İlk eserlerini yalnız manzum olarak veren Süleyman Nazif, sonraları mensur (düz yazı) eserler de yazarak Türk edebiyatında her iki türde ün kazanmıştır. Şiirlerinde gerek dil, gerek mevzu bakımından Namık Kemal’in tesiri göze çarpar. Bunların büyük çoğunluğu yurt, millet sevgisini dile getiren manzumelerdir. Süleyman Nazif düzyazı halindeki yazılarında da aynı yolu izlemiş, çoğu zaman yurdun, ulusun dertlerini, davalarını korumak için çaba sarfeden yazılar yazmıştır.
Bu bakımdan onun yazılarında, sanatçılık çabasından çok, ulusa, yurda yararlı olmak uğraşı göze çarpar.

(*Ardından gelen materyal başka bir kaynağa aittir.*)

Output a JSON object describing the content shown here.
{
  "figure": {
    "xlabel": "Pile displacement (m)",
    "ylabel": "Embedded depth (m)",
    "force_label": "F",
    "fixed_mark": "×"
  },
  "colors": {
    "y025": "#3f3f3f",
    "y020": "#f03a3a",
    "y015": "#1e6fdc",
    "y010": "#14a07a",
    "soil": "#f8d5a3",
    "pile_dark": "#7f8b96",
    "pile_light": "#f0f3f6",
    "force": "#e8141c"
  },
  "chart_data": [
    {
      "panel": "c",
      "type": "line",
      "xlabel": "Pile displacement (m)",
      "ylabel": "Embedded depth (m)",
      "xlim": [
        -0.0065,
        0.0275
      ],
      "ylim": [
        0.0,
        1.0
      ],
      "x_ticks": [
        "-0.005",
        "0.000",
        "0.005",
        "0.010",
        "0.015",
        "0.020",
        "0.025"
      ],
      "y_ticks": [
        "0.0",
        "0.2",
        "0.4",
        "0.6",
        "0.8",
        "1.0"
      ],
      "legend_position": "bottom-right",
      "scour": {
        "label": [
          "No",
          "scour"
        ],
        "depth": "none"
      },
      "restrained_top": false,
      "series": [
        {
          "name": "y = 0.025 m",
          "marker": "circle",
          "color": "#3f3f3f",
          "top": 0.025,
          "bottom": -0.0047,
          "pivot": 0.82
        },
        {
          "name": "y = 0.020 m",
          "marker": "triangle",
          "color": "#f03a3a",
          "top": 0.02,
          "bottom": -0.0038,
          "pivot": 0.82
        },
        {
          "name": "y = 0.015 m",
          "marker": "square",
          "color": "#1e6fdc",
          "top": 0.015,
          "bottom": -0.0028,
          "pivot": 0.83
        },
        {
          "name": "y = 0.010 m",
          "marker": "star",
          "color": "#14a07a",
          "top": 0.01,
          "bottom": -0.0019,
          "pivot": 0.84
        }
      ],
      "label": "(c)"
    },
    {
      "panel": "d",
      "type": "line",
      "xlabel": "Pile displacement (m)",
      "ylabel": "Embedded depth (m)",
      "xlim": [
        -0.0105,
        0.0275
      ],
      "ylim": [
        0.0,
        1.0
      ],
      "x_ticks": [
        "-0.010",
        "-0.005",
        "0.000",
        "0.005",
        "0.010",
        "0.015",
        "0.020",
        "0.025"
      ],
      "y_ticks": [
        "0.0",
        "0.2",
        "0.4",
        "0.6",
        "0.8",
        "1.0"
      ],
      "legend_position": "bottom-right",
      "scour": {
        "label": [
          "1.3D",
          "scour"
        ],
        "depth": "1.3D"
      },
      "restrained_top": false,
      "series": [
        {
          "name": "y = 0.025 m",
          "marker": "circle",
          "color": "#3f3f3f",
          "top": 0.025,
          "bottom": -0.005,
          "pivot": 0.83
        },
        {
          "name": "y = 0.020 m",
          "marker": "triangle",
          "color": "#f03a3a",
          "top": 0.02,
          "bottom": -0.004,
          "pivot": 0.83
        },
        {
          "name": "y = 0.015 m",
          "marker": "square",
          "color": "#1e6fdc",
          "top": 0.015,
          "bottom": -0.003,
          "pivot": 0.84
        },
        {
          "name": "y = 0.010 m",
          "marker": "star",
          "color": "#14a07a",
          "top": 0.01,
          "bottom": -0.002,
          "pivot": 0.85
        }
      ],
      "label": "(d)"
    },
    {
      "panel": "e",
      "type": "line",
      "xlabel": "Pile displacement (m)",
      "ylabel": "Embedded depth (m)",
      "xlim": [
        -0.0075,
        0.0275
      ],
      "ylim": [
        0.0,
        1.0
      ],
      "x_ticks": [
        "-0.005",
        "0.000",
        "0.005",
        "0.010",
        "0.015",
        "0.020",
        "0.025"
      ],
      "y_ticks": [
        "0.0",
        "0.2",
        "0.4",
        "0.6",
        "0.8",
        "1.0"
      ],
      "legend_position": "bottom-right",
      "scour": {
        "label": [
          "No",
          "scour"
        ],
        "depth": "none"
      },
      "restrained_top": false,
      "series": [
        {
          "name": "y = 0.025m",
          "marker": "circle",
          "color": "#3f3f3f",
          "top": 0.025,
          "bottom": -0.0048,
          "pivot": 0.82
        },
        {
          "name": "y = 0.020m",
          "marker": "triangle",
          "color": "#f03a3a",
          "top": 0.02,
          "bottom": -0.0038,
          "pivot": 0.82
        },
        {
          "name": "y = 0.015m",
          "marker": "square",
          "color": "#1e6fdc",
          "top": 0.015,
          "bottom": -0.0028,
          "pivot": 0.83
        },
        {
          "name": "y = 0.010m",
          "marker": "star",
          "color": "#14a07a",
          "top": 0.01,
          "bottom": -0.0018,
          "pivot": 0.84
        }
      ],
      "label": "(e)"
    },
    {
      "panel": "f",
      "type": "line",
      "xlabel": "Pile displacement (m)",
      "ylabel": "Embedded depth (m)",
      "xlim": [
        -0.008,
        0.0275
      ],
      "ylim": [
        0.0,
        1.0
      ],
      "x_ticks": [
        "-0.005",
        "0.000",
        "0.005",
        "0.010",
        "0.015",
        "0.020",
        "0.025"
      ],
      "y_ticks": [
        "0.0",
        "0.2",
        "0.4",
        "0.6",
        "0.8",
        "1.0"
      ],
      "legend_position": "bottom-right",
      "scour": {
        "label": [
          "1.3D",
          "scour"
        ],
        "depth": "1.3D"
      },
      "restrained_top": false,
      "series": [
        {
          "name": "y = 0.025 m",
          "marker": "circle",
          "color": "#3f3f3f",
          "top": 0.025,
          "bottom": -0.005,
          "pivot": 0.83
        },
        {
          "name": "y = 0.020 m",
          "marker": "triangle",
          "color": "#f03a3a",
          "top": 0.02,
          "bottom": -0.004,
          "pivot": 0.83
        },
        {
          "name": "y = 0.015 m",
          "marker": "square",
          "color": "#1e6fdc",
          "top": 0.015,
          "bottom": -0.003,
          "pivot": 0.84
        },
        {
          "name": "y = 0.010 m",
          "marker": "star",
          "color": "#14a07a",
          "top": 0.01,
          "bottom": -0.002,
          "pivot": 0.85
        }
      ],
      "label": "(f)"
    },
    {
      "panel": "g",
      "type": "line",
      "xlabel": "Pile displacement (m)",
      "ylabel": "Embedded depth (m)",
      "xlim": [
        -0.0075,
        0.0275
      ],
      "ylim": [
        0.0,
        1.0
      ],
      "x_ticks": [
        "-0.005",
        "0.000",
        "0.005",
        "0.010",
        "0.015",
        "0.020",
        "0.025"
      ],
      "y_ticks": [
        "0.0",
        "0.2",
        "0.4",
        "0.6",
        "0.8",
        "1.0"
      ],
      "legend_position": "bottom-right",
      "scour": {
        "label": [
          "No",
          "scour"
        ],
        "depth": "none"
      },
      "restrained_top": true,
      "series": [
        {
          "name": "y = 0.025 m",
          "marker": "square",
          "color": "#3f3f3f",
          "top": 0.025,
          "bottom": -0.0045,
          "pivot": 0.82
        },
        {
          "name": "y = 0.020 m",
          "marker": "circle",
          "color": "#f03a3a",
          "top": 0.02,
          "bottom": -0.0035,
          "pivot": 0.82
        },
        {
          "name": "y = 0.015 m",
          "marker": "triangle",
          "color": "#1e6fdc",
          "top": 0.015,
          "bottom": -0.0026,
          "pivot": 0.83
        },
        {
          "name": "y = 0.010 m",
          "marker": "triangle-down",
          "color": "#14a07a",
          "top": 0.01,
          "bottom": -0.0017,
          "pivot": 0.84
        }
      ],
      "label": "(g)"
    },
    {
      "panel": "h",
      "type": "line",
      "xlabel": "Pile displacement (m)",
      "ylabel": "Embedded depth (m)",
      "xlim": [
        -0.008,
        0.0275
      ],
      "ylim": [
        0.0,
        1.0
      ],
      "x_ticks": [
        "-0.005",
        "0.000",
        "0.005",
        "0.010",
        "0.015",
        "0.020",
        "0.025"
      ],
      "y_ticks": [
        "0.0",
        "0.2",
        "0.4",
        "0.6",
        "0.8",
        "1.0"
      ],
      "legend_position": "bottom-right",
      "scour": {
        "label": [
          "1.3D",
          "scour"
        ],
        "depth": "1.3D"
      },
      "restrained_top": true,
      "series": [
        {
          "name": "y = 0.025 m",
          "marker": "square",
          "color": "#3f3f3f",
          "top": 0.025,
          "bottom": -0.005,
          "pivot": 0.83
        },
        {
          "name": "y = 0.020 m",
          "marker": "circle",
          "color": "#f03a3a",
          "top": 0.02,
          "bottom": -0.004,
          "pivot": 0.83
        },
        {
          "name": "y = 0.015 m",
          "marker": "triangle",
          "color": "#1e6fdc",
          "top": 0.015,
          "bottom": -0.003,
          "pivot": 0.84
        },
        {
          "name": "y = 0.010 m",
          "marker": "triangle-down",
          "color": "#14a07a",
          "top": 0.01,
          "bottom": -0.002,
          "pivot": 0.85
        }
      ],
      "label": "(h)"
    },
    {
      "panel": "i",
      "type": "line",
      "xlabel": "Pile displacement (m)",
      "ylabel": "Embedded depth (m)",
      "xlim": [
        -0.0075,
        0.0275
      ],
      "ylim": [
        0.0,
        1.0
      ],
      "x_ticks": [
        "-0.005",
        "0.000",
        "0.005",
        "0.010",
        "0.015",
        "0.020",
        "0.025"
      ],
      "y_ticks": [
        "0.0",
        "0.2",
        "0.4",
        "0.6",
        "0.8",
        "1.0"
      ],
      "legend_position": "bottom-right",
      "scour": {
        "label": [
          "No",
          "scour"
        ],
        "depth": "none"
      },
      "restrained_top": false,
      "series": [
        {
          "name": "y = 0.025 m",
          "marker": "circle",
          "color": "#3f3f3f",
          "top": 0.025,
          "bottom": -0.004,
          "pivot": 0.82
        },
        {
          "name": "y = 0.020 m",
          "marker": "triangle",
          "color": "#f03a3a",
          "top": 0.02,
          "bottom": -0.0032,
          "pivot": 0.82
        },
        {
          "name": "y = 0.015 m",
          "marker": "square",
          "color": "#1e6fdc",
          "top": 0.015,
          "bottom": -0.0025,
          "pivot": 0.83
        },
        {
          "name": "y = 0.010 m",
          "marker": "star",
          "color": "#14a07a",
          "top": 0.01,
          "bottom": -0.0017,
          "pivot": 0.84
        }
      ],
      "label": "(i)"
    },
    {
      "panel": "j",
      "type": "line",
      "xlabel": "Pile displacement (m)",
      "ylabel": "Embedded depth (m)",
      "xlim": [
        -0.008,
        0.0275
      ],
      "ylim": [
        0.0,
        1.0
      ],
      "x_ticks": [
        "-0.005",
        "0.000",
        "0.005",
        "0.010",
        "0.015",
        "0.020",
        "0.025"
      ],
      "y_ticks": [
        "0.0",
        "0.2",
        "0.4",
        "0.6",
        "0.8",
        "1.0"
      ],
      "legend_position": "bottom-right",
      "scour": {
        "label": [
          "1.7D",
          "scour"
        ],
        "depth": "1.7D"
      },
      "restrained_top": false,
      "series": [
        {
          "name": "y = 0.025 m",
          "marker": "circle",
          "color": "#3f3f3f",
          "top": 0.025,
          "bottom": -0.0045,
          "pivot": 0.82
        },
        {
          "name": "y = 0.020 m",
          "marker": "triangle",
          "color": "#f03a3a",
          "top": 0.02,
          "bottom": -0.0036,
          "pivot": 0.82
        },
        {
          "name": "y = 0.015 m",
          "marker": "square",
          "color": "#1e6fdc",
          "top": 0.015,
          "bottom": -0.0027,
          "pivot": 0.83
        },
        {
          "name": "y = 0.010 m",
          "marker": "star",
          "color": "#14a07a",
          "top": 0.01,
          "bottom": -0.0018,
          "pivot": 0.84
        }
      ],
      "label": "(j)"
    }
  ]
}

Süleyman Nazif’in çok sağlam yapılı bir dili, sunumu vardır. Fakat, dili, sunumu günümüz için eskimiş durumdadır; çünkü kendisi, berrak, arı bir dilden çok, eski Osmanlı üslûbunun havasını sürdürmüştür. Eserlerinin büyük bölümü minik boyda kitapçıklardan meydana gelmiştir. Sayıları 30’u bulan bu kitaplardan başlıcaları şunlardır: Gizli saklı Figanlar (şiirler); Batarya ile Ateş; Firaak-ı Irak (şiirler, nesirler); Çal, Çoban Çal (makaleler); Namık Kemal; İki Arkadaş (araştırma).